Sec. 301.6320-1(d)(2), Q&A-D6, Proced. & Admin. Regs.; see Katz
v. Commissioner, 115 T.C. 329 (2000); Dinino v. Commissioner,
T.C. Memo. 2009-284. This Court and other courts have held that
a face-to-face CDP hearing is not required under section 6330.
Katz v. Commissioner, supra (telephone conference procedurally
proper); Williamson v. Commissioner, T.C. Memo. 2009-188
(taxpayer not entitled to face-to-face hearing after asserting
only meritless arguments); Stockton v. Commissioner, T.C. Memo.
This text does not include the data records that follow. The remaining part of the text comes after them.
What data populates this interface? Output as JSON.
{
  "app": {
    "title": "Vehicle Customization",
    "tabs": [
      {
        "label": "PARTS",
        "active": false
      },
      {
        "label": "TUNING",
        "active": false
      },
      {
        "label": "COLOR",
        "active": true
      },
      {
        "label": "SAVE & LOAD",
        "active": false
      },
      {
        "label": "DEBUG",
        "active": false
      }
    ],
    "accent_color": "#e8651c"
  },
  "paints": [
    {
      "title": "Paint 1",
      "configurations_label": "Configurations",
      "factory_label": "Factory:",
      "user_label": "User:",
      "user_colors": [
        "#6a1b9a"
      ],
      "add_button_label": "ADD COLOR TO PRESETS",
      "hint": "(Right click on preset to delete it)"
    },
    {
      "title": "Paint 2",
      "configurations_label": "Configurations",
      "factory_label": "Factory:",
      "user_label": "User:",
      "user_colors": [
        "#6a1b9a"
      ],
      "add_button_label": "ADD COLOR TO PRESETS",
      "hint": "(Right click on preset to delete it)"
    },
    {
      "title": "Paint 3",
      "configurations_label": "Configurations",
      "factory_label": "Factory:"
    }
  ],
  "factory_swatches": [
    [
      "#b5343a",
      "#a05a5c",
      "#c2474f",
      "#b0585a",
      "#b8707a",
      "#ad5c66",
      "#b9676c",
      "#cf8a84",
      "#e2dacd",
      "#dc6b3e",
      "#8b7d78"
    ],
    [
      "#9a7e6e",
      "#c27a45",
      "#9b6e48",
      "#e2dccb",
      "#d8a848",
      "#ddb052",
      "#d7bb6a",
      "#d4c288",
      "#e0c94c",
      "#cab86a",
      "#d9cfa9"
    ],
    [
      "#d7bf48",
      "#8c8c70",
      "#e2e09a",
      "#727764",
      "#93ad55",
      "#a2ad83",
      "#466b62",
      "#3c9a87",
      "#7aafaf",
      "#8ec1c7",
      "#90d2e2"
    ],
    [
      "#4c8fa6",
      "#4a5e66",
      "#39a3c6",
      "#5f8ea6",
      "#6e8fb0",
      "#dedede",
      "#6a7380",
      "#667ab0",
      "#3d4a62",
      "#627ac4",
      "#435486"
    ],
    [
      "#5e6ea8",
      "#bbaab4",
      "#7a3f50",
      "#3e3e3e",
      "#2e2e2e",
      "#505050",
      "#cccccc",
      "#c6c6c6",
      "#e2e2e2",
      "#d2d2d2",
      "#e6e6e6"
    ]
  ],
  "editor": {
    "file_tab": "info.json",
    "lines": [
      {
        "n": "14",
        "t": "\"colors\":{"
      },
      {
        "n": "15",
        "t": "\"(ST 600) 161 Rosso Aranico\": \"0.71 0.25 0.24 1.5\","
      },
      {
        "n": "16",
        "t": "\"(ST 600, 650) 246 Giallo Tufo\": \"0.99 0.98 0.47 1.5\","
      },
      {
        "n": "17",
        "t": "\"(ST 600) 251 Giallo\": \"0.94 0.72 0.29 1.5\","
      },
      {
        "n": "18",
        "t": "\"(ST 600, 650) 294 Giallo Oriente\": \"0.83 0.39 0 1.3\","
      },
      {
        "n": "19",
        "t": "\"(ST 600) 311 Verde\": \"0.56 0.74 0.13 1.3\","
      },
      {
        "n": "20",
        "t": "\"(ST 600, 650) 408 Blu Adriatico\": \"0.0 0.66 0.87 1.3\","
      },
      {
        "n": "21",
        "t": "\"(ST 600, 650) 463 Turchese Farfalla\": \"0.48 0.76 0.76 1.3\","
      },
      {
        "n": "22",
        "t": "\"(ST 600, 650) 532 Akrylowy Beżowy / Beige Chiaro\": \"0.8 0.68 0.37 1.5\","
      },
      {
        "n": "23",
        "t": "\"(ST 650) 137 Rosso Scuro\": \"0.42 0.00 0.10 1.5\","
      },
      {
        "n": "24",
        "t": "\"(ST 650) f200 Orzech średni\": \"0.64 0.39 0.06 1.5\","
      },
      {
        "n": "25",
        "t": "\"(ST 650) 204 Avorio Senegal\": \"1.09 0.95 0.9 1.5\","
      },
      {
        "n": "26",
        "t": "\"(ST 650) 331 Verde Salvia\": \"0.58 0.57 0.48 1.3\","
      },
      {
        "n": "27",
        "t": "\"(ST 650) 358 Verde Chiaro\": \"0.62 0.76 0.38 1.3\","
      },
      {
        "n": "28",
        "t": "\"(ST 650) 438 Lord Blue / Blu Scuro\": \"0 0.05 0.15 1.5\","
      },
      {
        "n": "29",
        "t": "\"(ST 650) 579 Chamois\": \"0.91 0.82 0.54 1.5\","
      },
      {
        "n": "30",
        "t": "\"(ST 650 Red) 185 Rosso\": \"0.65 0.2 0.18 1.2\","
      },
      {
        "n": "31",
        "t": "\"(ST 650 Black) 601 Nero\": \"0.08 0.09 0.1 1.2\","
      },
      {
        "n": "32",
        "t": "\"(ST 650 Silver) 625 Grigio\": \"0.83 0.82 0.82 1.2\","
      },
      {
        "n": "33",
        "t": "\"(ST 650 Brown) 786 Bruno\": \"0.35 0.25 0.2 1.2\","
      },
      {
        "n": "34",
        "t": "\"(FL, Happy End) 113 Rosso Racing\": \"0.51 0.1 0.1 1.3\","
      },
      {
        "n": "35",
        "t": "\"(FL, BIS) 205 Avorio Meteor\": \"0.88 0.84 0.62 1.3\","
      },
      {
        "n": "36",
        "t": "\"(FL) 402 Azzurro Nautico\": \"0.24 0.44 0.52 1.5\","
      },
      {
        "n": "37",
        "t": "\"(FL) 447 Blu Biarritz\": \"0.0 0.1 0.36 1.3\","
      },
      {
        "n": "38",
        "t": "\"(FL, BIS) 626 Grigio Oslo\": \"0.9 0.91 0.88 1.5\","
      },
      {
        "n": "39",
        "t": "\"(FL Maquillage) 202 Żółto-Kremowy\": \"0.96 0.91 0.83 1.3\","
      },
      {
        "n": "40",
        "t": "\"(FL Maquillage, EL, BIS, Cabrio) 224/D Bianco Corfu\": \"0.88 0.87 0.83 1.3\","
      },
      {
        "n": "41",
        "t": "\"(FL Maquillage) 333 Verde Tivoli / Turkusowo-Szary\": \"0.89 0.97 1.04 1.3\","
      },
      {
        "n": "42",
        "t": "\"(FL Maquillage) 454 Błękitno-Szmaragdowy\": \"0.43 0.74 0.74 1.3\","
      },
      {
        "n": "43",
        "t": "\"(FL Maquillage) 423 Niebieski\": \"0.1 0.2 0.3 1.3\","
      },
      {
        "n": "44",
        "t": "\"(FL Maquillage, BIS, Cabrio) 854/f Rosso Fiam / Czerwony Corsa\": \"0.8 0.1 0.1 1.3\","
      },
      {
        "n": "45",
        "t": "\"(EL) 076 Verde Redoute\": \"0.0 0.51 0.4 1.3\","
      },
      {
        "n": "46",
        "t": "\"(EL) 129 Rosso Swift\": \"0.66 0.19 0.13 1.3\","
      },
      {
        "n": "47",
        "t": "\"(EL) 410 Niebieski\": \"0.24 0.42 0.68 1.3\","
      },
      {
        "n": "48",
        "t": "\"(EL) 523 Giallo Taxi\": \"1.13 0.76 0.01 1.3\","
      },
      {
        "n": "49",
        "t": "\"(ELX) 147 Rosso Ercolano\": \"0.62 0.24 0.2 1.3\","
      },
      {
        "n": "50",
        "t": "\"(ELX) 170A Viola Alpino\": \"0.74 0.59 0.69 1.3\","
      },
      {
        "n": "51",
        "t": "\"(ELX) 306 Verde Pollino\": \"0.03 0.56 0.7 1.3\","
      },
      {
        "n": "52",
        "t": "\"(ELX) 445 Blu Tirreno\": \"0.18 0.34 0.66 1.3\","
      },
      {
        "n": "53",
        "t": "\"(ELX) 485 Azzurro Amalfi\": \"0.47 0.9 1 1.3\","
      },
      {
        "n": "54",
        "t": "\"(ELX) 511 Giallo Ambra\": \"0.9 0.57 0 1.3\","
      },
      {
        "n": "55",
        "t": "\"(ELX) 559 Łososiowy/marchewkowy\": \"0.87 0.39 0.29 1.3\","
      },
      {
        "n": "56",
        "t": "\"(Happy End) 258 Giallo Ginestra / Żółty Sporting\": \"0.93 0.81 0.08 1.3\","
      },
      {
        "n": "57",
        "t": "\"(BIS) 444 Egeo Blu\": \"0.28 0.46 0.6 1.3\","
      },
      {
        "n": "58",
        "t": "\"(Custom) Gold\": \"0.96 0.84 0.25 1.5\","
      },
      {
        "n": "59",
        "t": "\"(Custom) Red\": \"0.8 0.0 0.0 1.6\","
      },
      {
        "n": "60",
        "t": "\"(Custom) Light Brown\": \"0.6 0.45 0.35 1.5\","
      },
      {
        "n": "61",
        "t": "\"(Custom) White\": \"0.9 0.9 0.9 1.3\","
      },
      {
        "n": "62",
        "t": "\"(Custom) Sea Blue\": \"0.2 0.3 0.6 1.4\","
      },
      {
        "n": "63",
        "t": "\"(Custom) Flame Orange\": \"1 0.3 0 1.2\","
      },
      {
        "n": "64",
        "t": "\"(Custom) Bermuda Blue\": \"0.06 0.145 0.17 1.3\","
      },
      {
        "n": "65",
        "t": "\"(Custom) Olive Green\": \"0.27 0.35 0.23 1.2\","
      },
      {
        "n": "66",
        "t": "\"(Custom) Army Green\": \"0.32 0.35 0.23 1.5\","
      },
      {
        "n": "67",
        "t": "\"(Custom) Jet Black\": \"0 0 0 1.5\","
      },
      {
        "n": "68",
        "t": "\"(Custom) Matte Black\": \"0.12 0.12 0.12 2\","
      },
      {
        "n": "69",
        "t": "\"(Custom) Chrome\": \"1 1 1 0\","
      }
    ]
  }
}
2009-186 (upholding denial of face-to-face conference after the
taxpayer failed to raise non-frivolous issue after multiple
opportunities); Leineweber v. Commissioner, T.C. Memo. 2004-17
(prior telephone conversations constitute CDP hearing); Tilley v.
- 7 -
United States, 270 F. Supp. 2d 731 (M.D.N.C. 2003) (telephone
conversations sufficed), affd. 85 Fed. Appx. 333 (4th Cir. 2004).
All communications between the taxpayer and the Appeals officer
between the time of the hearing request and the issuance of the
determination notice constitute part of the CDP hearing. See
Middleton v. Commissioner, T.C. Memo. 2007-120; see also Dinino
v. Commissioner, supra.
Here, AO Anderson spoke with petitioner on the phone and
exchanged written correspondence with petitioner. AO Anderson
gave petitioner ample opportunity to raise non-frivolous issues.
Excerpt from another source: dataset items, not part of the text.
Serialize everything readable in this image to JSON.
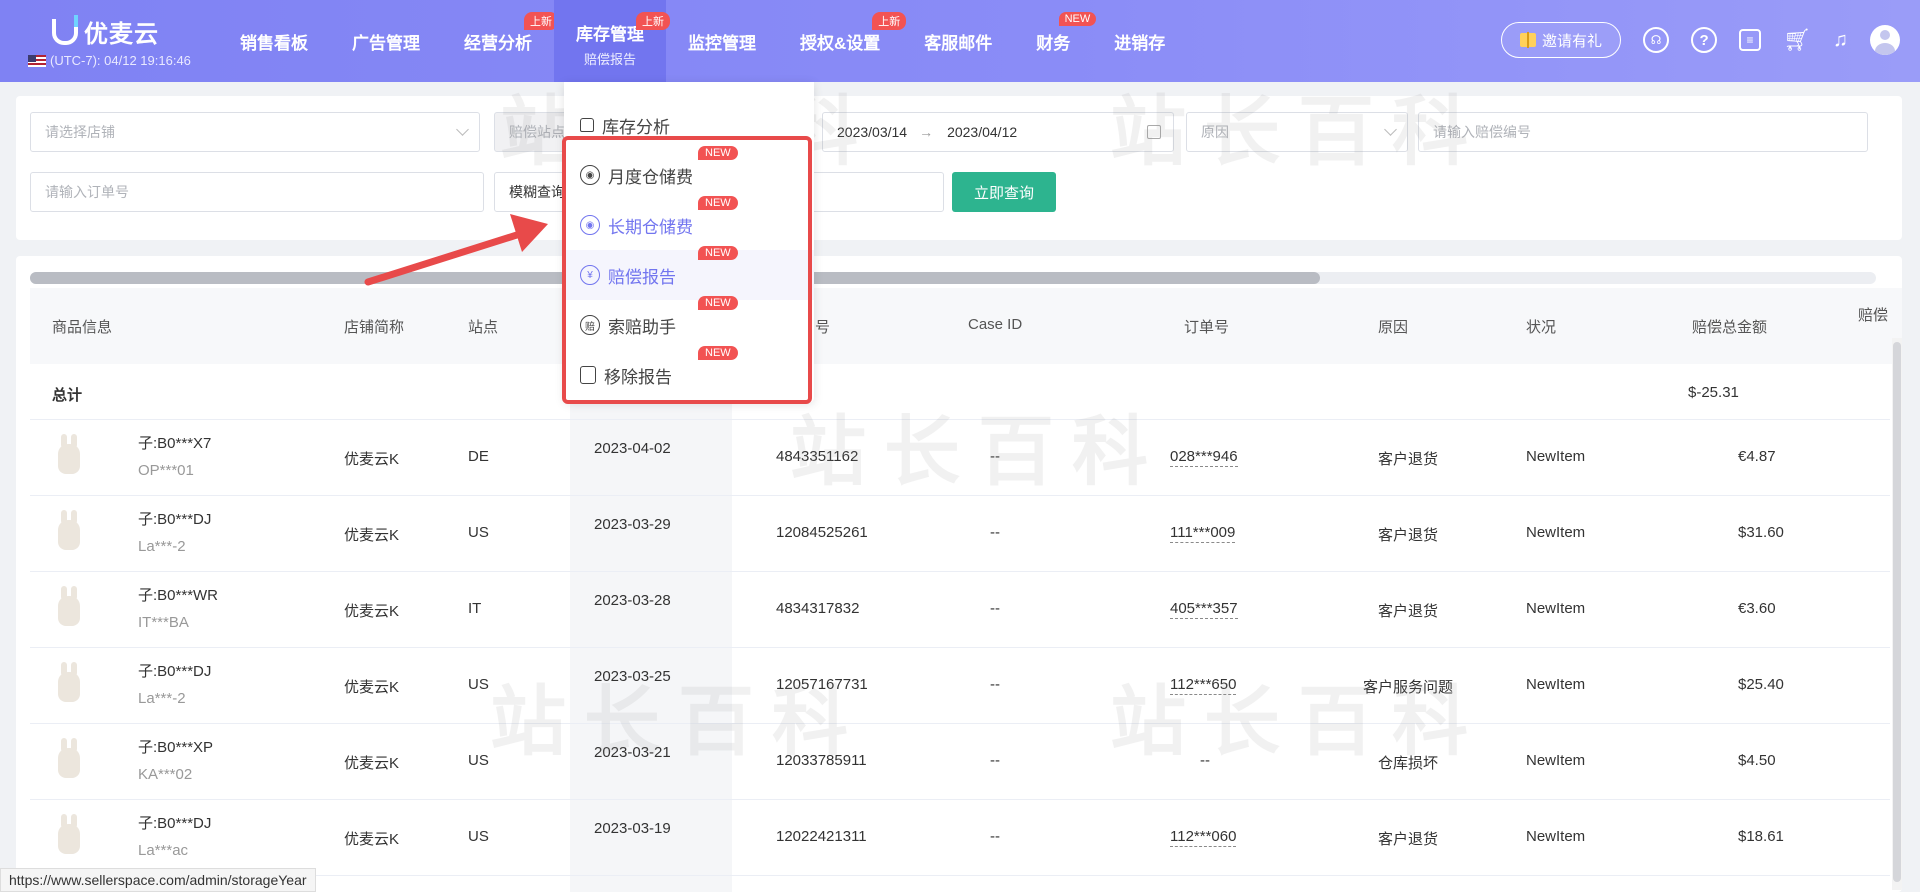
{
  "brand": {
    "name": "优麦云",
    "timezone": "(UTC-7): 04/12 19:16:46"
  },
  "nav": {
    "items": [
      {
        "label": "销售看板",
        "badge": ""
      },
      {
        "label": "广告管理",
        "badge": ""
      },
      {
        "label": "经营分析",
        "badge": "上新"
      },
      {
        "label": "库存管理",
        "badge": "上新",
        "sub": "赔偿报告"
      },
      {
        "label": "监控管理",
        "badge": ""
      },
      {
        "label": "授权&设置",
        "badge": "上新"
      },
      {
        "label": "客服邮件",
        "badge": ""
      },
      {
        "label": "财务",
        "badge": "NEW"
      },
      {
        "label": "进销存",
        "badge": ""
      }
    ],
    "invite_label": "邀请有礼"
  },
  "filters": {
    "store_placeholder": "请选择店铺",
    "site_placeholder": "赔偿站点",
    "date_start": "2023/03/14",
    "date_sep": "→",
    "date_end": "2023/04/12",
    "reason_placeholder": "原因",
    "comp_id_placeholder": "请输入赔偿编号",
    "order_placeholder": "请输入订单号",
    "fuzzy_label": "模糊查询",
    "query_button": "立即查询"
  },
  "dropdown": {
    "items": [
      {
        "label": "库存分析",
        "new": ""
      },
      {
        "label": "月度仓储费",
        "new": "NEW"
      },
      {
        "label": "长期仓储费",
        "new": "NEW"
      },
      {
        "label": "赔偿报告",
        "new": "NEW"
      },
      {
        "label": "索赔助手",
        "new": "NEW"
      },
      {
        "label": "移除报告",
        "new": "NEW"
      }
    ]
  },
  "table": {
    "headers": [
      "商品信息",
      "店铺简称",
      "站点",
      "编号",
      "Case ID",
      "订单号",
      "原因",
      "状况",
      "赔偿总金额",
      "赔偿"
    ],
    "total_label": "总计",
    "total_amount": "$-25.31",
    "rows": [
      {
        "asin": "子:B0***X7",
        "sku": "OP***01",
        "store": "优麦云K",
        "site": "DE",
        "date": "2023-04-02",
        "id": "4843351162",
        "case": "--",
        "order": "028***946",
        "reason": "客户退货",
        "status": "NewItem",
        "amount": "€4.87"
      },
      {
        "asin": "子:B0***DJ",
        "sku": "La***-2",
        "store": "优麦云K",
        "site": "US",
        "date": "2023-03-29",
        "id": "12084525261",
        "case": "--",
        "order": "111***009",
        "reason": "客户退货",
        "status": "NewItem",
        "amount": "$31.60"
      },
      {
        "asin": "子:B0***WR",
        "sku": "IT***BA",
        "store": "优麦云K",
        "site": "IT",
        "date": "2023-03-28",
        "id": "4834317832",
        "case": "--",
        "order": "405***357",
        "reason": "客户退货",
        "status": "NewItem",
        "amount": "€3.60"
      },
      {
        "asin": "子:B0***DJ",
        "sku": "La***-2",
        "store": "优麦云K",
        "site": "US",
        "date": "2023-03-25",
        "id": "12057167731",
        "case": "--",
        "order": "112***650",
        "reason": "客户服务问题",
        "status": "NewItem",
        "amount": "$25.40"
      },
      {
        "asin": "子:B0***XP",
        "sku": "KA***02",
        "store": "优麦云K",
        "site": "US",
        "date": "2023-03-21",
        "id": "12033785911",
        "case": "--",
        "order": "--",
        "reason": "仓库损坏",
        "status": "NewItem",
        "amount": "$4.50"
      },
      {
        "asin": "子:B0***DJ",
        "sku": "La***ac",
        "store": "优麦云K",
        "site": "US",
        "date": "2023-03-19",
        "id": "12022421311",
        "case": "--",
        "order": "112***060",
        "reason": "客户退货",
        "status": "NewItem",
        "amount": "$18.61"
      }
    ]
  },
  "watermark": "站长百科",
  "statusbar_url": "https://www.sellerspace.com/admin/storageYear",
  "colors": {
    "nav": "#8386f5",
    "accent": "#7275ef",
    "query_button": "#2db48f",
    "badge": "#f25353",
    "highlight_box": "#e84a4a"
  }
}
AO Anderson verified that respondent met the requirements of
applicable law and administrative procedures. We find that
petitioner had a CDP hearing with AO Anderson. In addition, we
find that petitioner has failed to raise any meritorious issue to
suggest that it would be productive or appropriate to remand this
case to the Appeals Office for further proceedings. See Lunsford
v. Commissioner, 117 T.C. 183, 189 (2001).
Petitioner has raised no legitimate issue, spousal defense,
or collection alternative. See sec. 6330(c)(2). Accordingly,
these issues are now deemed conceded. See Rule 331(b)(4).
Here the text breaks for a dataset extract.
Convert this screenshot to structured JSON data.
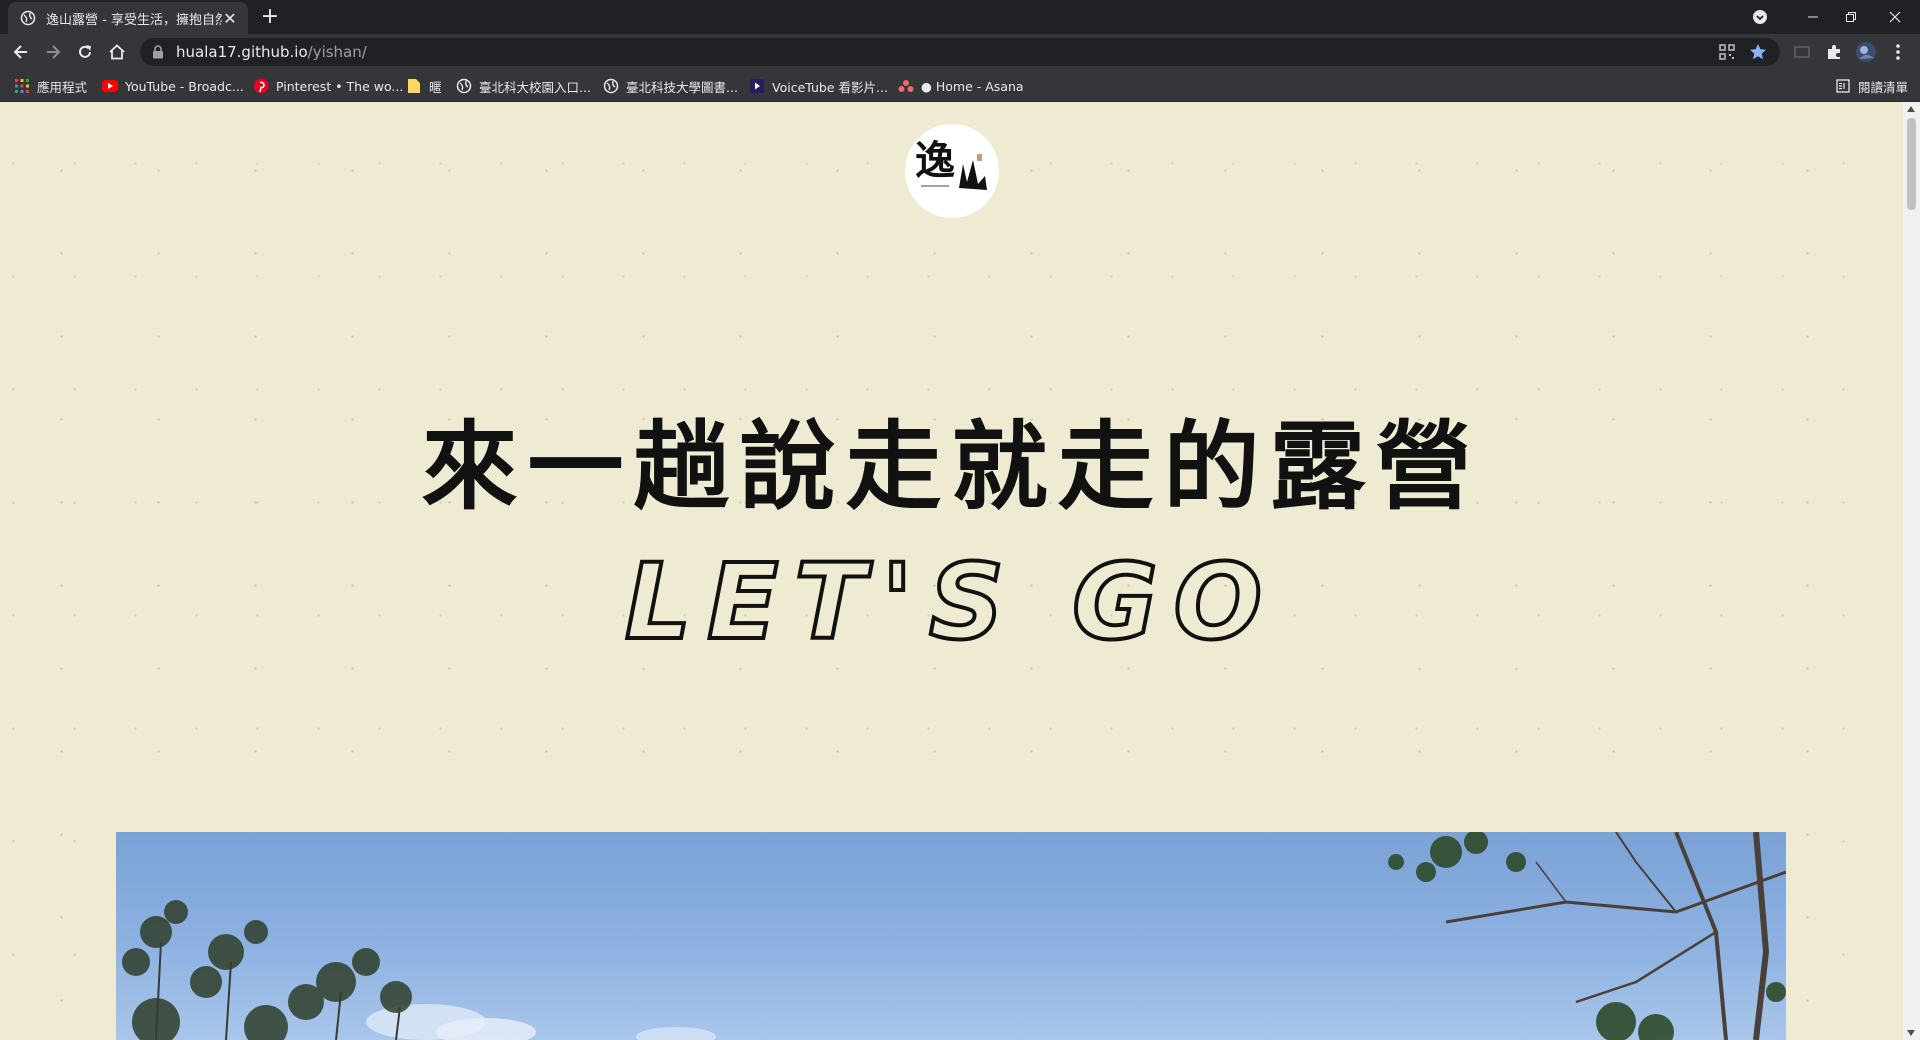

Petitioner has advanced a plethora of groundless arguments.
We have specifically warned petitioner on two occasions (one
order dated December 7, 2009, and another order dated January 22,
2010) to stop making these frivolous arguments. We informed
- 8 -
petitioner that other taxpayers in similar cases were subject to
a section 6673 penalty.5 See, e.g., Wolcott v. Commissioner,
supra; Schneller v. Commissioner, supra. Despite these warnings,
petitioner has wasted the Court’s limited time and resources.
See Takaba v. Commissioner, 119 T.C. 285, 295 (2002). We will
not impose a section 6673 penalty at this time but we caution
petitioner that should he bring similar arguments before this
Court in the future, the Court may impose such a penalty up to
$25,000.
We have considered all arguments made in reaching our
decision, and, to the extent not mentioned, we conclude that they
are moot, irrelevant, or without merit. We conclude that there
are no genuine issues of material fact and that respondent is
entitled to summary judgment as a matter of law.
To reflect the foregoing,
Decision will be entered
for respondent.
5
Sec. 6673 authorizes this Court to require a taxpayer to
pay a penalty up to $25,000 whenever it appears that a taxpayer
instituted or maintained a proceeding in the Court primarily for
delay or that a taxpayer’s position in such a proceeding is
frivolous or groundless. Sec. 6673(a)(1).